Rund 6.000 Kolleginnen und Kollegen verfolgten in der vollbesetzten Halle B sowie an den Außenstandorten die erste Betriebsversammlung des Jahres. Jörg Schlagbauer, Vorsitzender des Betriebsrats, führte durch das Programm. Im Mittelpunkt seiner Rede standen die Ergebnisse der Betriebsratswahl, der Start in die neue Amtszeit und der gemeinsame Umgang mit wirtschaftlichen Herausforderungen. Schlagbauer betonte Geschlossenheit, Verantwortung und eine klare Haltung gegen Spaltung. Zugleich kündigte er an, die Interessen der Beschäftigten konsequent zu vertreten und strategische Entscheidungen eng zu begleiten. „Wir haben einen klaren Auftrag“, erklärte er. „Wir geben Gas – mit Energie und voller Fahrt voraus.“
Betriebsrat zieht Bilanz der Zukunftsvereinbarung
In ihrem Bericht betonte Karola Frank, stellvertretende Betriebsratsvorsitzende und Vorsitzende der IG Metall bei Audi Ingolstadt, die Bedeutung der Zukunftsvereinbarung für die Stabilität am Standort. „Beschäftigungssicherung heißt für uns nicht nur Kündigungsschutz, sondern auch Arbeit, Auslastung und Perspektive – für die nächsten Jahre und darüber hinaus.“ Die bis 2033 verlängerte Beschäftigungssicherung, die gesicherte Verbrennerproduktion und klare Modellentscheidungen seien wesentliche Erfolge. Frank stellte unmissverständlich klar, dass diese Zukunftsvereinbarung nicht nachverhandelt wird – unabhängig davon, was der VW‑Konzern ankündigt oder plant.

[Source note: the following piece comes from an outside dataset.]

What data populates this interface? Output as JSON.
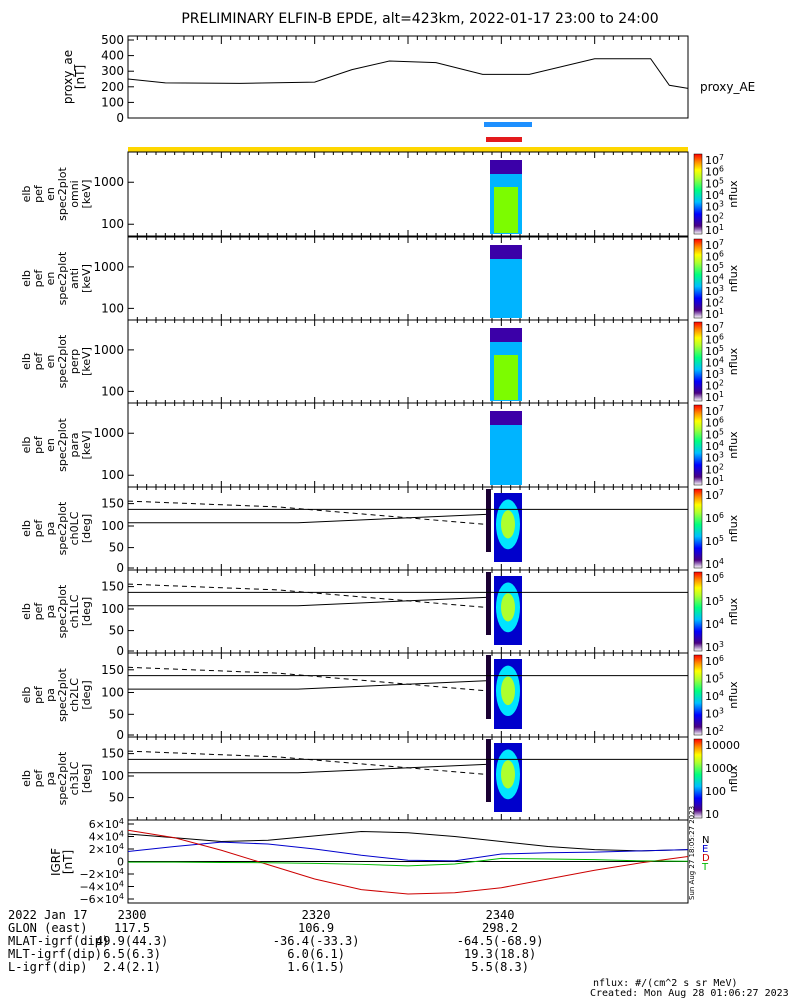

Frank hob außerdem hervor, dass Investitionen trotz angespannter Lage unverzichtbar bleiben. Das geplante Bildungs- und Transformationszentrum, der Ausbau industrieller Tiefe sowie moderne Logistik- und Fertigungsstrukturen seien entscheidend für langfristige Wettbewerbsfähigkeit. Ein weiterer Schwerpunkt war die neue Betriebsvereinbarung „Transformation“, die verbindliche Regeln für faire Veränderungen, Nachbesetzungen, Mitarbeiterdialoge und Qualifizierung festlegt. Damit sollen Belastungen reduziert und Beschäftigte frühzeitig auf Wandel vorbereitet werden. Frank betonte, dass Transparenz, Einbindung und klare Perspektiven zentral seien, um die Belegschaft sicher durch die Transformation zu führen. Ihr Fazit: „Audi braucht Mut, konsequente Entscheidungen und starke Mitbestimmung – damit Zukunft in Ingolstadt nicht nur angekündigt, sondern gebaut wird.“
Döllner: Ingolstadt bleibt zentrale Säule
Audi CEO Gernot Döllner betonte in seinem Bericht, dass Audi die Neuaufstellung in Ingolstadt konsequent vorantreibe – technologisch, strukturell und gemeinsam mit der Belegschaft. „Wir stehen zu unseren Heimatstandorten. Ingolstadt und Neckarsulm sind tragende Säulen unserer Wertschöpfung, die wir stetig weiterentwickeln. Dazu gehören ein klares Modellportfolio, Investitionen in neue Technologien und robuste Produktionsplanungen. Ein besonders starkes Signal für den Standort ist der Audi A2 e-tron, der ab Herbst 2026 in Ingolstadt gebaut wird.“
Hintergrundinformation zur Betriebsversammlung
Insgesamt viermal im Jahr finden bei Audi Betriebsversammlungen statt, die damit fester Bestandteil der jährlichen Terminplanung sind. Die Betriebsversammlungen dienen der umfassenden Information der Beschäftigten über die Tätigkeit des Betriebsrats und geben der Belegschaft Aufschluss über die Situation des Unternehmens.